It was one of those energy-enhancing bracelets made popular by professional athletes like soccer star David Beckham, Los Angeles Lakers forward Lamar Odom, Yankees slugger Alex Rodriguez and pro surfer Andy Irons.
He swears there’s something to these hologram bracelets — in this case, the ones produced by Grounded — that help his balance and energy level.
And he’s not the kind of guy you’d expect to believe in these sorts of things. In fact, he doesn’t even believe he believes in it!
He showed us the test: you clasps your hands behind you and have someone push down on them. You will naturally lose your balance. But if you wear one of these bracelets — either wrist — you don’t fall over as easily.
I’ve long wondered about these energy-enhancing and health-promoting accessories. I have friends who swear by the Japanese brand Phiten, for example, which the company says regulates and balances the flow of energy throughout your body to help alleviate discomfort, speed recovery and counteract fatigue by restoring the body’s natural healing powers.
And I know folks who can’t live without their Power Balance bracelets, which features a hologram that optimizes the body’s natural energy flow.
Well, sales for these accessories have tripled in the U.S. since 2001, according to research group SportsOneSource. Phiten alone reported global sales topping $200 million last year.

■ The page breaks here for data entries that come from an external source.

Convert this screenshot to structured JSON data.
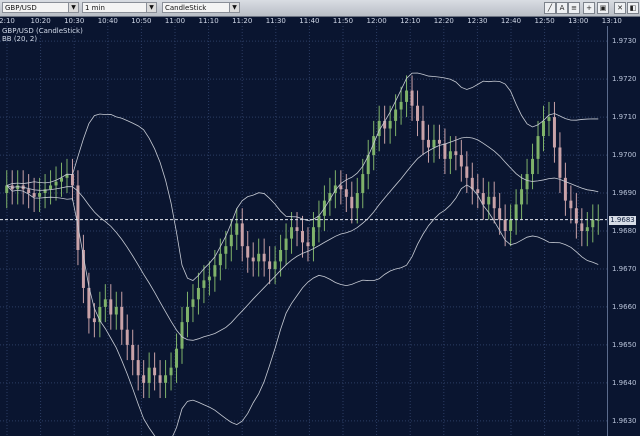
{
  "toolbar": {
    "symbol": "GBP/USD",
    "interval": "1 min",
    "chart_type": "CandleStick"
  },
  "time_labels": [
    "2:10",
    "10:20",
    "10:30",
    "10:40",
    "10:50",
    "11:00",
    "11:10",
    "11:20",
    "11:30",
    "11:40",
    "11:50",
    "12:00",
    "12:10",
    "12:20",
    "12:30",
    "12:40",
    "12:50",
    "13:00",
    "13:10"
  ],
  "price_labels": [
    "1.9730",
    "1.9720",
    "1.9710",
    "1.9700",
    "1.9690",
    "1.9680",
    "1.9670",
    "1.9660",
    "1.9650",
    "1.9640",
    "1.9630"
  ],
  "current_price": "1.9683",
  "legend": {
    "line1": "GBP/USD (CandleStick)",
    "line2": "BB (20, 2)"
  },
  "chart_data": {
    "type": "candlestick",
    "symbol": "GBP/USD",
    "interval": "1 min",
    "ylim": [
      1.9626,
      1.9734
    ],
    "current_price": 1.9683,
    "close": [
      1.9692,
      1.9691,
      1.9692,
      1.9691,
      1.969,
      1.9689,
      1.969,
      1.9691,
      1.9692,
      1.9693,
      1.9694,
      1.9695,
      1.9692,
      1.9675,
      1.9665,
      1.9657,
      1.9656,
      1.966,
      1.9662,
      1.9658,
      1.966,
      1.9654,
      1.965,
      1.9646,
      1.9642,
      1.964,
      1.9644,
      1.9642,
      1.964,
      1.9642,
      1.9644,
      1.9649,
      1.9656,
      1.966,
      1.9662,
      1.9665,
      1.9667,
      1.9668,
      1.9671,
      1.9674,
      1.9676,
      1.9679,
      1.9682,
      1.9676,
      1.9673,
      1.9672,
      1.9674,
      1.9672,
      1.967,
      1.9672,
      1.9675,
      1.9678,
      1.9681,
      1.968,
      1.9677,
      1.9676,
      1.9681,
      1.9684,
      1.9688,
      1.969,
      1.9692,
      1.9691,
      1.9689,
      1.9686,
      1.969,
      1.9695,
      1.97,
      1.9705,
      1.9709,
      1.9707,
      1.9709,
      1.9712,
      1.9714,
      1.9717,
      1.9713,
      1.9709,
      1.9704,
      1.9702,
      1.9704,
      1.9703,
      1.9699,
      1.9701,
      1.97,
      1.9697,
      1.9694,
      1.9691,
      1.969,
      1.9687,
      1.9689,
      1.9686,
      1.9683,
      1.968,
      1.9683,
      1.9687,
      1.9691,
      1.9695,
      1.9699,
      1.9705,
      1.9709,
      1.971,
      1.9702,
      1.9694,
      1.9688,
      1.9686,
      1.9682,
      1.968,
      1.9681,
      1.9683,
      1.9683
    ]
  }
}
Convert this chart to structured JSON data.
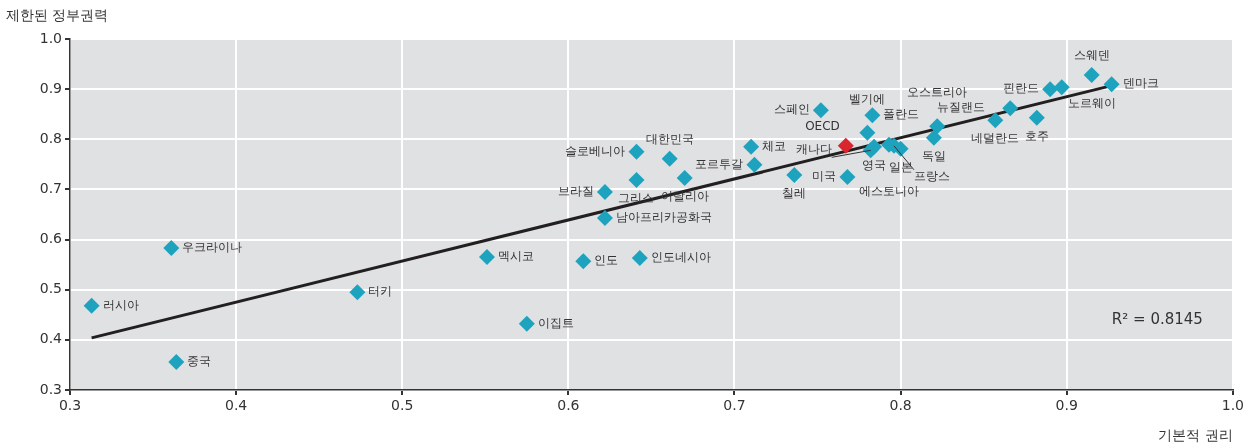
{
  "chart_data": {
    "type": "scatter",
    "xlabel": "기본적 권리",
    "ylabel": "제한된 정부권력",
    "marker": "diamond",
    "grid": true,
    "legend": false,
    "xlim": [
      0.3,
      1.0
    ],
    "xticks": [
      {
        "value": 0.3,
        "label": "0.3"
      },
      {
        "value": 0.4,
        "label": "0.4"
      },
      {
        "value": 0.5,
        "label": "0.5"
      },
      {
        "value": 0.6,
        "label": "0.6"
      },
      {
        "value": 0.7,
        "label": "0.7"
      },
      {
        "value": 0.8,
        "label": "0.8"
      },
      {
        "value": 0.9,
        "label": "0.9"
      },
      {
        "value": 1.0,
        "label": "1.0"
      }
    ],
    "ylim": [
      0.3,
      1.0
    ],
    "yticks": [
      {
        "value": 0.3,
        "label": "0.3"
      },
      {
        "value": 0.4,
        "label": "0.4"
      },
      {
        "value": 0.5,
        "label": "0.5"
      },
      {
        "value": 0.6,
        "label": "0.6"
      },
      {
        "value": 0.7,
        "label": "0.7"
      },
      {
        "value": 0.8,
        "label": "0.8"
      },
      {
        "value": 0.9,
        "label": "0.9"
      },
      {
        "value": 1.0,
        "label": "1.0"
      }
    ],
    "series": [
      {
        "color": "#1ea3bf",
        "x": [
          0.313,
          0.364,
          0.361,
          0.473,
          0.551,
          0.575,
          0.609,
          0.643,
          0.622,
          0.622,
          0.641,
          0.641,
          0.661,
          0.67,
          0.71,
          0.712,
          0.736,
          0.752,
          0.768,
          0.783,
          0.78,
          0.784,
          0.782,
          0.793,
          0.796,
          0.8,
          0.82,
          0.822,
          0.857,
          0.866,
          0.882,
          0.89,
          0.897,
          0.915,
          0.927
        ],
        "values": [
          0.468,
          0.356,
          0.583,
          0.495,
          0.565,
          0.432,
          0.557,
          0.563,
          0.643,
          0.695,
          0.719,
          0.775,
          0.761,
          0.723,
          0.785,
          0.749,
          0.729,
          0.858,
          0.725,
          0.848,
          0.813,
          0.785,
          0.778,
          0.789,
          0.787,
          0.781,
          0.803,
          0.826,
          0.838,
          0.862,
          0.843,
          0.9,
          0.904,
          0.928,
          0.91
        ]
      },
      {
        "color": "#d9262e",
        "x": [
          0.767
        ],
        "values": [
          0.787
        ]
      },
      {
        "type": "line",
        "marker": "none",
        "color": "#231f20",
        "x": [
          0.313,
          0.927
        ],
        "values": [
          0.404,
          0.907
        ]
      }
    ],
    "annotations": [
      {
        "text": "러시아",
        "x": 0.313,
        "y": 0.468
      },
      {
        "text": "중국",
        "x": 0.364,
        "y": 0.356
      },
      {
        "text": "우크라이나",
        "x": 0.361,
        "y": 0.583
      },
      {
        "text": "터키",
        "x": 0.473,
        "y": 0.495
      },
      {
        "text": "멕시코",
        "x": 0.551,
        "y": 0.565
      },
      {
        "text": "이집트",
        "x": 0.575,
        "y": 0.432
      },
      {
        "text": "인도",
        "x": 0.609,
        "y": 0.557
      },
      {
        "text": "인도네시아",
        "x": 0.643,
        "y": 0.563
      },
      {
        "text": "남아프리카공화국",
        "x": 0.622,
        "y": 0.643
      },
      {
        "text": "브라질",
        "x": 0.622,
        "y": 0.695
      },
      {
        "text": "그리스",
        "x": 0.641,
        "y": 0.719
      },
      {
        "text": "슬로베니아",
        "x": 0.641,
        "y": 0.775
      },
      {
        "text": "대한민국",
        "x": 0.661,
        "y": 0.761
      },
      {
        "text": "이탈리아",
        "x": 0.67,
        "y": 0.723
      },
      {
        "text": "체코",
        "x": 0.71,
        "y": 0.785
      },
      {
        "text": "포르투갈",
        "x": 0.712,
        "y": 0.749
      },
      {
        "text": "칠레",
        "x": 0.736,
        "y": 0.729
      },
      {
        "text": "스페인",
        "x": 0.752,
        "y": 0.858
      },
      {
        "text": "미국",
        "x": 0.768,
        "y": 0.725
      },
      {
        "text": "폴란드",
        "x": 0.783,
        "y": 0.848
      },
      {
        "text": "벨기에",
        "x": 0.78,
        "y": 0.813
      },
      {
        "text": "영국",
        "x": 0.784,
        "y": 0.785
      },
      {
        "text": "캐나다",
        "x": 0.782,
        "y": 0.778
      },
      {
        "text": "에스토니아",
        "x": 0.793,
        "y": 0.789
      },
      {
        "text": "프랑스",
        "x": 0.796,
        "y": 0.787
      },
      {
        "text": "일본",
        "x": 0.8,
        "y": 0.781
      },
      {
        "text": "독일",
        "x": 0.82,
        "y": 0.803
      },
      {
        "text": "오스트리아",
        "x": 0.822,
        "y": 0.826
      },
      {
        "text": "네덜란드",
        "x": 0.857,
        "y": 0.838
      },
      {
        "text": "뉴질랜드",
        "x": 0.866,
        "y": 0.862
      },
      {
        "text": "호주",
        "x": 0.882,
        "y": 0.843
      },
      {
        "text": "핀란드",
        "x": 0.89,
        "y": 0.9
      },
      {
        "text": "노르웨이",
        "x": 0.897,
        "y": 0.904
      },
      {
        "text": "스웨덴",
        "x": 0.915,
        "y": 0.928
      },
      {
        "text": "덴마크",
        "x": 0.927,
        "y": 0.91
      },
      {
        "text": "OECD",
        "x": 0.767,
        "y": 0.787
      },
      "R² = 0.8145"
    ]
  }
}
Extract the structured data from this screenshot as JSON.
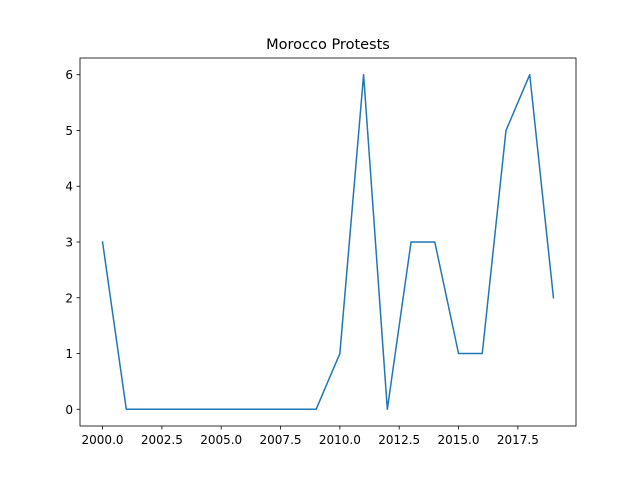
{
  "chart_data": {
    "type": "line",
    "title": "Morocco Protests",
    "xlabel": "",
    "ylabel": "",
    "xlim": [
      1999.05,
      2019.95
    ],
    "ylim": [
      -0.3,
      6.3
    ],
    "xticks": [
      2000,
      2002.5,
      2005,
      2007.5,
      2010,
      2012.5,
      2015,
      2017.5
    ],
    "xtick_labels": [
      "2000.0",
      "2002.5",
      "2005.0",
      "2007.5",
      "2010.0",
      "2012.5",
      "2015.0",
      "2017.5"
    ],
    "yticks": [
      0,
      1,
      2,
      3,
      4,
      5,
      6
    ],
    "ytick_labels": [
      "0",
      "1",
      "2",
      "3",
      "4",
      "5",
      "6"
    ],
    "grid": false,
    "series": [
      {
        "color": "#1f77b4",
        "x": [
          2000,
          2001,
          2002,
          2003,
          2004,
          2005,
          2006,
          2007,
          2008,
          2009,
          2010,
          2011,
          2012,
          2013,
          2014,
          2015,
          2016,
          2017,
          2018,
          2019
        ],
        "y": [
          3,
          0,
          0,
          0,
          0,
          0,
          0,
          0,
          0,
          0,
          1,
          6,
          0,
          3,
          3,
          1,
          1,
          5,
          6,
          2
        ]
      }
    ]
  }
}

And these companies produce more than just bracelets. There are T-shirts, belts, socks, patches, even dog gear that tout the benefits of holograms and titanium technology.
Holistic solution — or outright scam?
“This is utter nonsense,” said Steven Nissen, head of cardiology at the Cleveland Clinic to Bloomberg. “There’s absolutely no scientific reason why this would work. Unfortunately, we’ve not done a good job as a society in keeping people from selling snake oil.”
So what’s the allure? Why are so many professional athletes touting these accessories as a way to improve balance and combat fatigue? And do they really work?